Tuesday, May 31, 2016

Ooooh, the pain!

I’ve just had my quarterly Zoladex implant. Having taken quite a few of them “cold turkey” in recent years, I must be getting soft. I made up a patch with some Emla cream and stuck this onto my skin in the approved area and the implant went in with less pain than usual. But I could have used more cream.

While waiting for the nurse practitioner to punch the Zoladex in I studied the notices on the walls, especially the one that states a patients’ rights. It’s a lot different from what I might have seen twenty years ago. Over and over again it says I have a right to make decisions about my treatment. It’s pretty impressive and inspires quite a bit of confidence. My views are, apparently, quite important.
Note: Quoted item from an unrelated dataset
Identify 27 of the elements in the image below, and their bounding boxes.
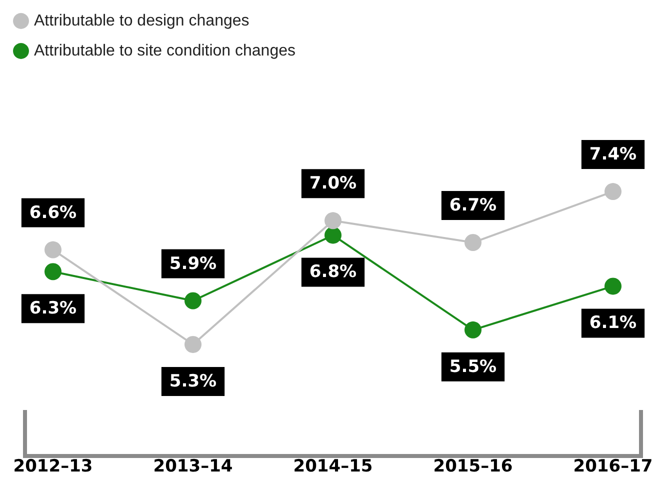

All very fine, until the time when I get into that last stage of care where nothing anyone can do for me will make any kind of difference or relieve the waves of pain that may be washing over me. Then they will have to say, “Oh, sorry, your Patients’ Rights have just run out. We can’t do anything to ease the intolerable pain we know you are suffering. You just have to put up with it. We just hope it won’t be too long...”

It ought to be a terminal patient’s right to ask for  - and be assessed for - physician-assisted death. It ought to be the first principle of hospice therapy that an easy and comfortable death, one way or another, is the right of every terminal patient. We must change the law.